Peng Chucai, Huang Jingnan, Sun Xichen, Nan Yifei, Chen Yaohui, Chen Kun, Feng Jun
School of Civil Engineering and Architecture, Hunan Institute of Science and Technology, Yueyang 414006, China.
National Key Laboratory of Transient Physics, Nanjing University of Science and Technology, Nanjing 210094, China.
Materials (Basel). 2024 Nov 21;17(23):5696. doi: 10.3390/ma17235696.
As an important civil and military infrastructure, airport runway pavement is faced with threats from cluster munitions, since it is vulnerable to projectile impacts with internal explosions. Aiming at the damage assessment of an island airport runway pavement under impact, this work dealt with discrete modeling of rigid projectile penetration into concrete pavement and the calcareous sand subgrade multi-layer structure. First, the Discrete Element Method (DEM) is introduced to model concrete and calcareous sand granular material features, like cohesive fracture and strain hardening due to compression, with mesoscale constitutive laws governing the normal and shear interactions between adjacent particles. Second, the subsequent DEM simulations of uniaxial and triaxial compression were performed to calibrate the DEM parameters for pavement concrete, as well as subgrade calcareous sand. Prior to the multi-layer structure investigations, penetration into sole concrete or calcareous sand is validated in terms of projectile deceleration and depth of penetration (DOP) with relative error ≤ 5.6% providing a reliable numerical tool for deep penetration damage assessments. Third, projectile penetration into the airport runway structure with concrete pavement and calcareous sand subgrade was evaluated with validated DEM model. Penetration numerical simulations with various projectile weight, pavement concrete thickness as well as striking velocity, were performed to achieve the DOP. Moreover, the back-propagation (BP) neural network proxy model was constructed to predict the airport runway penetration data with good agreement realizing rapid and robust DOP forecasting. Finally, the genetic algorithm was coupled with the proxy model to realize intelligent optimization of pavement penetration, whereby the critical velocity projectile just perforates concrete pavement indicating the severest subsequent munition explosion damage.
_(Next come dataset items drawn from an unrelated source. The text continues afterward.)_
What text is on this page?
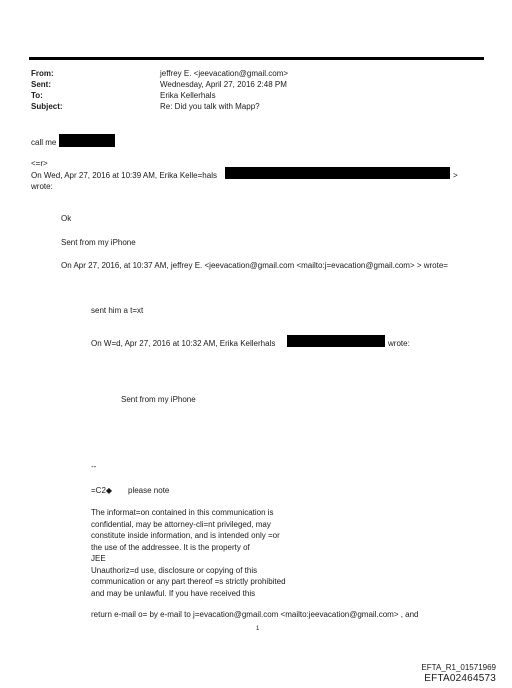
From:
Sent:
To:
Subject:
jeffrey E. <jeevacation@gmail.com>
Wednesday, April 27, 2016 2:48 PM
Erika Kellerhals
Re: Did you talk with Mapp?
call me
<=r>
On Wed, Apr 27, 2016 at 10:39 AM, Erika Kelle=hals	>
wrote:
Ok
Sent from my iPhone
On Apr 27, 2016, at 10:37 AM, jeffrey E. <jeevacation@gmail.com <mailto:j=evacation@gmail.com> > wrote=
sent him a t=xt
On W=d, Apr 27, 2016 at 10:32 AM, Erika Kellerhals	wrote:
Sent from my iPhone
--
=C2◆ please note
The informat=on contained in this communication is
confidential, may be attorney-cli=nt privileged, may
constitute inside information, and is intended only =or
the use of the addressee. It is the property of
JEE
Unauthoriz=d use, disclosure or copying of this
communication or any part thereof =s strictly prohibited
and may be unlawful. If you have received this
return e-mail o= by e-mail to j=evacation@gmail.com <mailto:jeevacation@gmail.com> , and
1
EFTA_R1_01571969
EFTA02464573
作为重要的民用和军事基础设施,机场跑道道面面临着集束弹药的威胁,因为它易受内部爆炸的弹丸撞击。针对某海岛机场跑道道面在冲击作用下的损伤评估问题,本文研究了刚性弹丸侵彻混凝土道面及钙质砂地基多层结构的离散模型。首先,引入离散元法(DEM)来模拟混凝土和钙质砂颗粒材料的特性,如粘结断裂和压缩引起的应变硬化,采用细观本构定律来控制相邻颗粒之间的法向和剪切相互作用。其次,进行了后续的单轴和三轴压缩DEM模拟,以校准道面混凝土以及地基钙质砂的DEM参数。在进行多层结构研究之前,通过弹丸减速和侵彻深度(DOP)验证了弹丸对单一混凝土或钙质砂的侵彻,相对误差≤5.6%,为深部侵彻损伤评估提供了可靠的数值工具。第三,利用验证后的DEM模型评估了弹丸对具有混凝土道面和钙质砂地基的机场跑道结构的侵彻。进行了不同弹丸重量、道面混凝土厚度以及撞击速度下的侵彻数值模拟,以获得侵彻深度。此外,构建了反向传播(BP)神经网络代理模型来预测机场跑道侵彻数据,结果吻合良好,实现了快速且可靠的侵彻深度预测。最后,将遗传算法与代理模型相结合,实现了道面侵彻的智能优化,由此确定了刚好能穿透混凝土道面的临界速度弹丸,这表明随后的弹药爆炸损伤最为严重。